Question

How do you find the 108^th derivative of \[y=\cos \left( x \right)\]?

Answer 1

Hint: Now we will differentiate the function again and again till we see a pattern in the differential obtained. Now with the help of this pattern we can see that every $4{{n}^{th}}$ derivative of the function the cycle repeats as the fourth derivative is $\cos x$ . Hence we can easily find the ${{108}^{th}}$ derivative of the function.

Complete step by step solution:
Now consider the function $y=\cos x$ . Now we know that the derivative of $\cos x$ is $-\sin x$ .
Hence we can say that the first derivative of the function \[y=\cos \left( x \right)\] is $-\sin x$ .
Now the derivative of $\sin x$ is nothing but $\cos x$ .
Hence we can say that the second derivative of the function \[y=\cos \left( x \right)\] is $-\cos x$ .
Now again differentiating the function we get the third derivative of the function \[y=\cos \left( x \right)\] as $\sin x$ .
And finally again differentiating the function we get the fourth derivative of the function \[y=\cos \left( x \right)\] as $\cos x$ . Hence we can see that the derivatives of $\cos x$ repeats a cycle after every fourth derivative.
Hence after differentiating the function 4n times we will still get \[\cos x\]
Now we want to differentiate the function 108 times.
Now we know that 108 is nothing but $27\times 4$ .
Hence we want to differentiate the function 4n times where n = 27.

Now we know that on differentiating the function 4 times we get cosx.
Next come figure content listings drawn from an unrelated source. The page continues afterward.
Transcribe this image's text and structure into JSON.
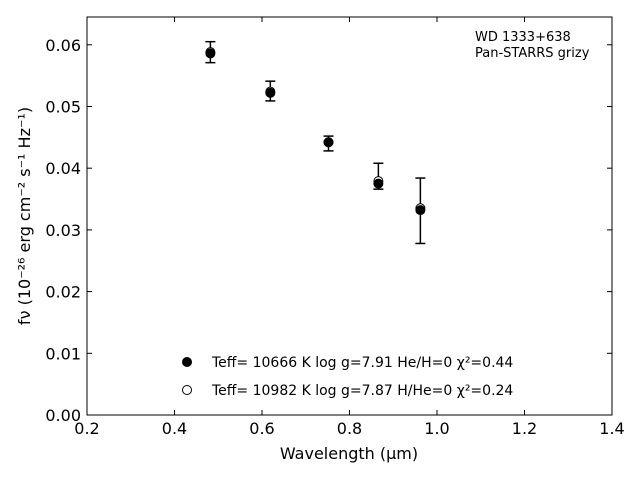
{
  "chart_data": {
    "type": "scatter",
    "xlabel": "Wavelength (μm)",
    "ylabel": "fν (10⁻²⁶ erg cm⁻² s⁻¹ Hz⁻¹)",
    "xlim": [
      0.2,
      1.4
    ],
    "ylim": [
      0.0,
      0.0645
    ],
    "xticks": [
      0.2,
      0.4,
      0.6,
      0.8,
      1.0,
      1.2,
      1.4
    ],
    "xtick_labels": [
      "0.2",
      "0.4",
      "0.6",
      "0.8",
      "1.0",
      "1.2",
      "1.4"
    ],
    "yticks": [
      0.0,
      0.01,
      0.02,
      0.03,
      0.04,
      0.05,
      0.06
    ],
    "ytick_labels": [
      "0.00",
      "0.01",
      "0.02",
      "0.03",
      "0.04",
      "0.05",
      "0.06"
    ],
    "grid": false,
    "annotation": {
      "line1": "WD 1333+638",
      "line2": "Pan-STARRS grizy"
    },
    "observed": {
      "x": [
        0.482,
        0.619,
        0.752,
        0.866,
        0.962
      ],
      "y": [
        0.0588,
        0.0525,
        0.044,
        0.0387,
        0.0331
      ],
      "yerr": [
        0.0017,
        0.0016,
        0.0012,
        0.0021,
        0.0053
      ]
    },
    "series": [
      {
        "name": "Teff= 10666 K  log g=7.91  He/H=0  χ²=0.44",
        "marker": "filled",
        "x": [
          0.482,
          0.619,
          0.752,
          0.866,
          0.962
        ],
        "y": [
          0.0586,
          0.0522,
          0.0442,
          0.0375,
          0.0332
        ]
      },
      {
        "name": "Teff= 10982 K  log g=7.87  H/He=0  χ²=0.24",
        "marker": "open",
        "x": [
          0.482,
          0.619,
          0.752,
          0.866,
          0.962
        ],
        "y": [
          0.0588,
          0.0524,
          0.0442,
          0.0379,
          0.0335
        ]
      }
    ],
    "legend_position": "bottom-center",
    "colors": {
      "marker": "#000000",
      "axes": "#000000"
    }
  }
}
Hence the ${{108}^{th}}$ derivative of $\cos x$ is nothing but $\cos x$.

Note: Now note that if the ${{n}^{th}}$ derivative is not divisible by 4 then we write n as 4k + r. where r is the remainder obtained after dividing by 4. Hence the ${{n}^{th}}$ derivative is same as ${{r}^{th}}$ derivative and we can calculate ${{r}^{th}}$ derivative as r is less than 4.